Suppose $M \in GL_k(\mathbb{Z})$ is of order $2$. That is, $M^2 = 1$ and $M \ne 1$. Then is it true that upto a change of $\mathbb{Z}$ basis, $M$ has the form $$\begin{pmatrix}J \\ & J \\ & & \ddots\\ & & & J\\ & & & & \pm 1\\ & & & & & \ddots\\ & & & & & & \pm 1\end{pmatrix}$$ where $J$ is the $2 \times 2$ matrix $\begin{pmatrix}0 & 1\\ 1 & 0 \end{pmatrix}$?

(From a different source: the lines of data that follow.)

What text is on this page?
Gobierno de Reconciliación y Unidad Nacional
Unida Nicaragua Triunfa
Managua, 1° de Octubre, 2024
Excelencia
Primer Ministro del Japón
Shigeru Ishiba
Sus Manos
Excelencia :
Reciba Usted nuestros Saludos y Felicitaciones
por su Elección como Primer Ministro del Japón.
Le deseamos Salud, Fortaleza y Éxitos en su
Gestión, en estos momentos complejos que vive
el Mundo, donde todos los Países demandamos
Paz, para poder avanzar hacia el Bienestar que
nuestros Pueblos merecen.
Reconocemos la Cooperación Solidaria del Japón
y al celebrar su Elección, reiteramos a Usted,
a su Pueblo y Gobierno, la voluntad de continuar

Note that since the minimal polynomial of $M$ divides $x^2-1$, $M$ is diagonalizable over $\mathbb{C}$, and has only $\pm 1$ as eigenvalues. So $M$ is similar to such a matrix over $\mathbb{C}$. From Similar matrices and field extensions it follows that they are similar over $\mathbb{Q}$. It is also not very difficult to show the similarity over $\mathbb{Q}$ directly. Now the statement in some sense reduces to 'the only obstruction to diagonalization of $M$ over $\mathbb{Z}$ is that $J$ cannot be diagonalized'.

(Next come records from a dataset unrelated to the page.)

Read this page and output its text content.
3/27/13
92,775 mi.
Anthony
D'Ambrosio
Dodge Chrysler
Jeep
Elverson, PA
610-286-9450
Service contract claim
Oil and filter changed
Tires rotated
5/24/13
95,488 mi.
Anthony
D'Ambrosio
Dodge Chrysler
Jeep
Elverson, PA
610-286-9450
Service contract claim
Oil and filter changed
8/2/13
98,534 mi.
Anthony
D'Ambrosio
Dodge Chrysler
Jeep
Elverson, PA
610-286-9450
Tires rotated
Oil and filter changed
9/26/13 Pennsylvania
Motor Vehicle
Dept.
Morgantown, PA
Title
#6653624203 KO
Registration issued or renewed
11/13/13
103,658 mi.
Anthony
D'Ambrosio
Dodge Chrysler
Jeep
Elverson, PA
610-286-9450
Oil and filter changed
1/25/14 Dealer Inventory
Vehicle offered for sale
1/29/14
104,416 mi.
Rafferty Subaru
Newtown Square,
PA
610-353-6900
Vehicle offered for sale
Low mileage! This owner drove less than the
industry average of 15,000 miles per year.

From a representation point of view, this is asking for a decomposition of a class of finitely generated modules over $R = \mathbb{Z}[\mathbb{Z}_2]$. Let $\mathbb{Z}_2 = \{1,t\}$, $\mathbb{Z}_+$ stand for the trivial module structure on $\mathbb{Z}$, and $\mathbb{Z}_-$ stand for the module given by $t\cdot n = -n$. Then the above statement is equivalent to saying that every finitely generated module over $R$ which is free over $\mathbb{Z}$ can be decomposed as a direct sum of the irreducibles $R, \mathbb{Z}_+, \mathbb{Z}_-$.